Let me first of all say something about the usage of "pathological". This is usually used for "this is something we can construct but is not what usually appears in practice". I don't think that there is any precise definition of "pathological".

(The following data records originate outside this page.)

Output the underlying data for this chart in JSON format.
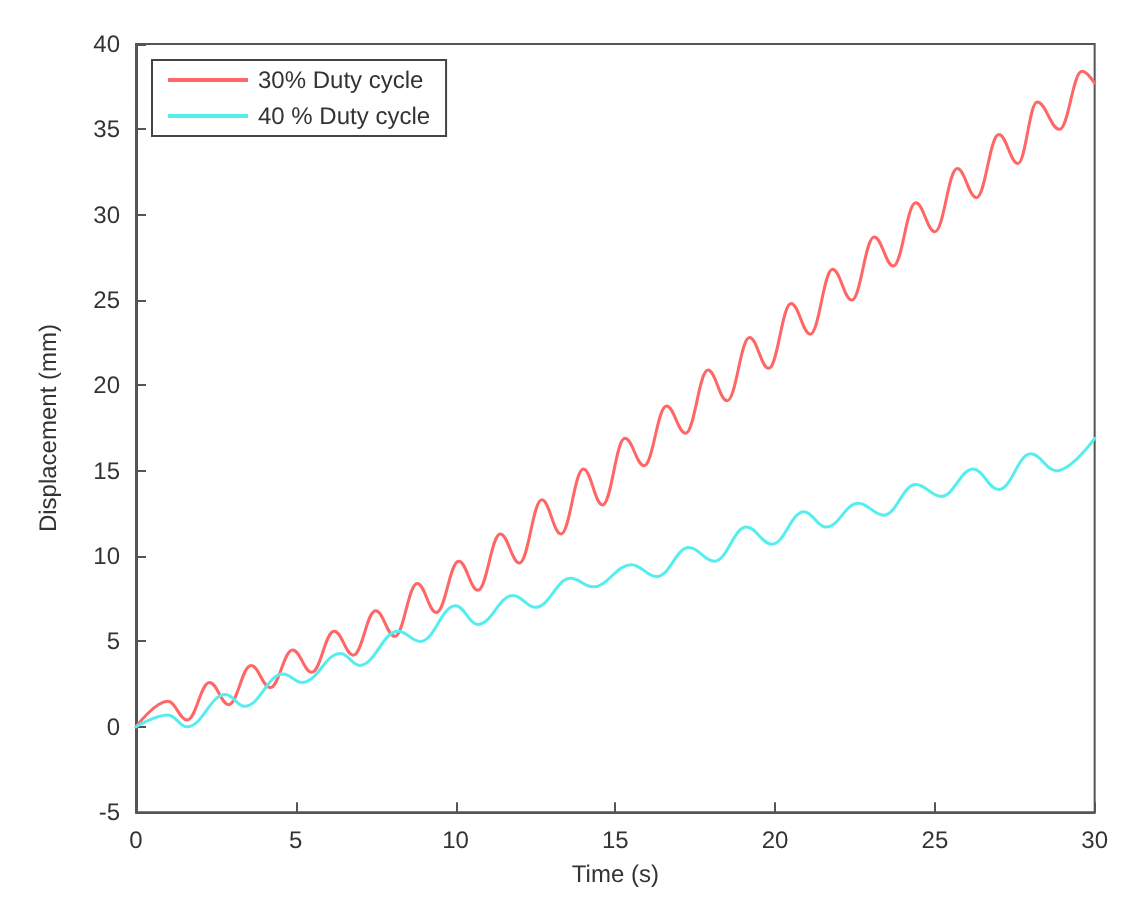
{
  "chart_data": {
    "type": "line",
    "xlabel": "Time (s)",
    "ylabel": "Displacement (mm)",
    "xlim": [
      0,
      30
    ],
    "xticks": [
      0,
      5,
      10,
      15,
      20,
      25,
      30
    ],
    "ylim": [
      -5,
      40
    ],
    "yticks": [
      -5,
      0,
      5,
      10,
      15,
      20,
      25,
      30,
      35,
      40
    ],
    "grid": false,
    "legend": "top left",
    "marker": "none",
    "line_style": "solid",
    "series": [
      {
        "name": "30% Duty cycle",
        "color": "#ff6666",
        "x": [
          0,
          1.0,
          1.6,
          2.3,
          2.9,
          3.6,
          4.2,
          4.9,
          5.5,
          6.2,
          6.8,
          7.5,
          8.1,
          8.8,
          9.4,
          10.1,
          10.7,
          11.4,
          12.0,
          12.7,
          13.3,
          14.0,
          14.6,
          15.3,
          15.9,
          16.6,
          17.2,
          17.9,
          18.5,
          19.2,
          19.8,
          20.5,
          21.1,
          21.8,
          22.4,
          23.1,
          23.7,
          24.4,
          25.0,
          25.7,
          26.3,
          27.0,
          27.6,
          28.2,
          28.9,
          29.6,
          30
        ],
        "values": [
          0,
          1.5,
          0.4,
          2.6,
          1.3,
          3.6,
          2.3,
          4.5,
          3.2,
          5.6,
          4.2,
          6.8,
          5.3,
          8.4,
          6.7,
          9.7,
          8.0,
          11.3,
          9.6,
          13.3,
          11.3,
          15.1,
          13.0,
          16.9,
          15.3,
          18.8,
          17.2,
          20.9,
          19.1,
          22.8,
          21.0,
          24.8,
          23.0,
          26.8,
          25.0,
          28.7,
          27.0,
          30.7,
          29.0,
          32.7,
          31.0,
          34.7,
          33.0,
          36.6,
          35.0,
          38.4,
          37.7
        ]
      },
      {
        "name": "40 % Duty cycle",
        "color": "#55eeee",
        "x": [
          0,
          1.0,
          1.6,
          2.8,
          3.4,
          4.6,
          5.2,
          6.4,
          7.0,
          8.2,
          8.9,
          10.0,
          10.7,
          11.8,
          12.5,
          13.6,
          14.3,
          15.5,
          16.3,
          17.3,
          18.1,
          19.1,
          19.9,
          20.9,
          21.6,
          22.6,
          23.4,
          24.4,
          25.2,
          26.2,
          27.0,
          28.0,
          28.8,
          30
        ],
        "values": [
          0,
          0.7,
          0.0,
          1.9,
          1.2,
          3.1,
          2.6,
          4.3,
          3.6,
          5.6,
          5.0,
          7.1,
          6.0,
          7.7,
          7.0,
          8.7,
          8.2,
          9.5,
          8.8,
          10.5,
          9.7,
          11.7,
          10.7,
          12.6,
          11.7,
          13.1,
          12.4,
          14.2,
          13.5,
          15.1,
          13.9,
          16.0,
          15.0,
          16.9
        ]
      }
    ]
  }
}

Now to your first question: I assume that $\mathbb R_0=\mathbb R\setminus\{0\}$. You are right, this space is not Hausdorff. To have a picture in mind, this is the real line with two origins. A base for your topology is provided by all open sets not containing the origin together with open sets of the form $(-\epsilon_1,0)\cup A\cup (0,\epsilon_2)$ with $\epsilon_1,\epsilon_2>0$ and $(-\epsilon_1,0)\cup B\cup (0,\epsilon_2)$ with $\epsilon_1,\epsilon_2>0$. Every neighborhood of $A$ (respect. $B$), say $I=(-\epsilon_1,0)\cup A\cup (0,\epsilon_2)$ is naturally homeomorphic to the open interval $(-\epsilon_1,\epsilon_2)$. Now whatever neighborhood of $A$ or $B$ you take, you can map it to such an interval via an homeomorphism and these intervals always intersect. So your space cannot be Hausdorff.
Are you fine with this explanation?